Key West
"Ninety miles from Cuba, at the end of the road, a whole town gathers each evening just to applaud the sun."
The Overseas Highway is the kind of road you take slowly on purpose — 180 kilometres of bridges leapfrogging from island to island, the Atlantic on one side, the Gulf on the other, water so many shades of blue it embarrasses paint charts. By the time Lia and I reached the end of it in Key West, we had that giddy, sun-struck feeling of having driven off the edge of the map. And in a sense you have: this is the southernmost point in the continental United States, a fact marked by a fat concrete buoy that people queue up to photograph. But the buoy isn’t the point. The point is the mood — loose, tropical, faintly ridiculous — that settles over you the moment you park the car and start wandering the shaded lanes of Old Town.
Old Town and the writers’ ghosts
We spent our first day simply walking the Old Town, and it is one of the most beautiful collections of houses I’ve seen in America — Conch cottages and captains’ mansions in sherbet colors, wrapped in white gingerbread trim, half-swallowed by bougainvillea and palm. Roosters, feral and loud, strut everywhere as though they own the place, which more or less they do. We toured the Hemingway Home, where the man wrote in a studio over the garden and where his famous six-toed cats still doze on every porch and bed — Lia counted eleven of them before giving up. Down the street the little brick lighthouse offered a climb and a view over the whole tin-roofed town to the encircling sea.

Duval Street and the water
Duval Street runs the length of the island and is Key West at its most unbuttoned — bars, buskers, drag shows, T-shirt shops, and the historic Sloppy Joe’s where Hemingway drank.
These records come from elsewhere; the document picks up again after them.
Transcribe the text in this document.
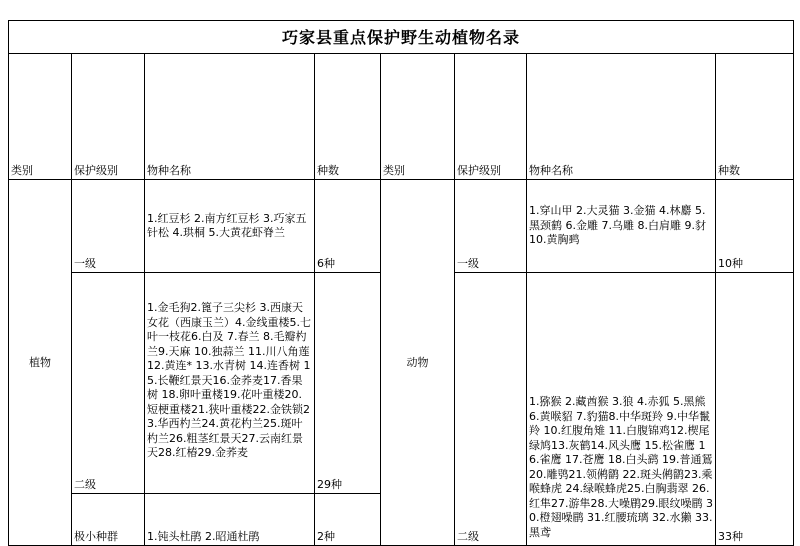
巧家县重点保护野生动植物名录							
类别	保护级别	物种名称	种数	类别	保护级别	物种名称	种数
植物	一级	1.红豆杉 2.南方红豆杉 3.巧家五针松 4.珙桐 5.大黄花虾脊兰	6种	动物	一级	1.穿山甲 2.大灵猫 3.金猫 4.林麝 5.黑颈鹤 6.金雕 7.乌雕 8.白肩雕 9.豺 10.黄胸鹀	10种
	二级	1.金毛狗2.篦子三尖杉 3.西康天女花（西康玉兰）4.金线重楼5.七叶一枝花6.白及 7.春兰 8.毛瓣杓兰9.天麻 10.独蒜兰 11.川八角莲 12.黄连* 13.水青树 14.连香树 15.长鞭红景天16.金荞麦17.香果树 18.卵叶重楼19.花叶重楼20.短梗重楼21.狭叶重楼22.金铁锁23.华西杓兰24.黄花杓兰25.斑叶杓兰26.粗茎红景天27.云南红景天28.红椿29.金荞麦	29种		二级	1.猕猴 2.藏酋猴 3.狼 4.赤狐 5.黑熊 6.黄喉貂 7.豹猫8.中华斑羚 9.中华鬣羚 10.红腹角雉 11.白腹锦鸡12.楔尾绿鸠13.灰鹤14.风头鹰 15.松雀鹰 16.雀鹰 17.苍鹰 18.白头鹞 19.普通鵟20.雕鸮21.领鸺鹠 22.斑头鸺鹠23.乘喉蜂虎 24.绿喉蜂虎25.白胸翡翠 26.红隼27.游隼28.大噪鹛29.眼纹噪鹛 30.橙翅噪鹛 31.红腰琉璃 32.水獭 33.黑鸢	33种
	极小种群	1.钝头杜鹃 2.昭通杜鹃	2种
We did a lazy afternoon of it, ducking into a shaded courtyard for key lime pie so tart it made Lia’s eyes water, then escaped the crowds by heading to the water. We snorkeled out at the reef on an afternoon boat — the only living coral barrier reef in the continental US — drifting over parrotfish and swaying sea fans in bathtub-warm water. Back on land, we walked out onto the old Truman Waterfront and watched pelicans crash-dive off the pilings while shrimp boats came in.

The sunset ritual
Every evening, without fail, the whole town migrates to Mallory Square for the Sunset Celebration, and I mean that literally — it is a nightly festival that has run for decades. Jugglers, a man with performing house cats, a bagpiper, fire-eaters, and vendors of conch fritters all set up as the crowd thickens along the waterfront. Lia and I found a spot on the seawall, bought a plastic cup of something frozen and rum-based, and joined the strange communal vigil. And then the sun did its thing, sliding fat and orange into the Gulf, the sky going pink and violet, sailboats crossing black against it. When the last sliver vanished, the entire square burst into applause — for the sun, for the day, for the sheer daft joy of it. We clapped too.
Getting There
Key West has its own small international airport with flights from Miami, Orlando, and a handful of other cities, which spares you the long drive. But the drive is half the experience: the Overseas Highway (US-1) runs about three and a half to four hours from Miami, threading the entire chain of the Keys, with the famous Seven Mile Bridge as its centerpiece. Once you arrive, ditch the car — Old Town is compact, flat, and made for bikes, scooters, and the town’s slow-cruising trolleys. Parking is scarce and the whole island can be crossed on foot in an afternoon.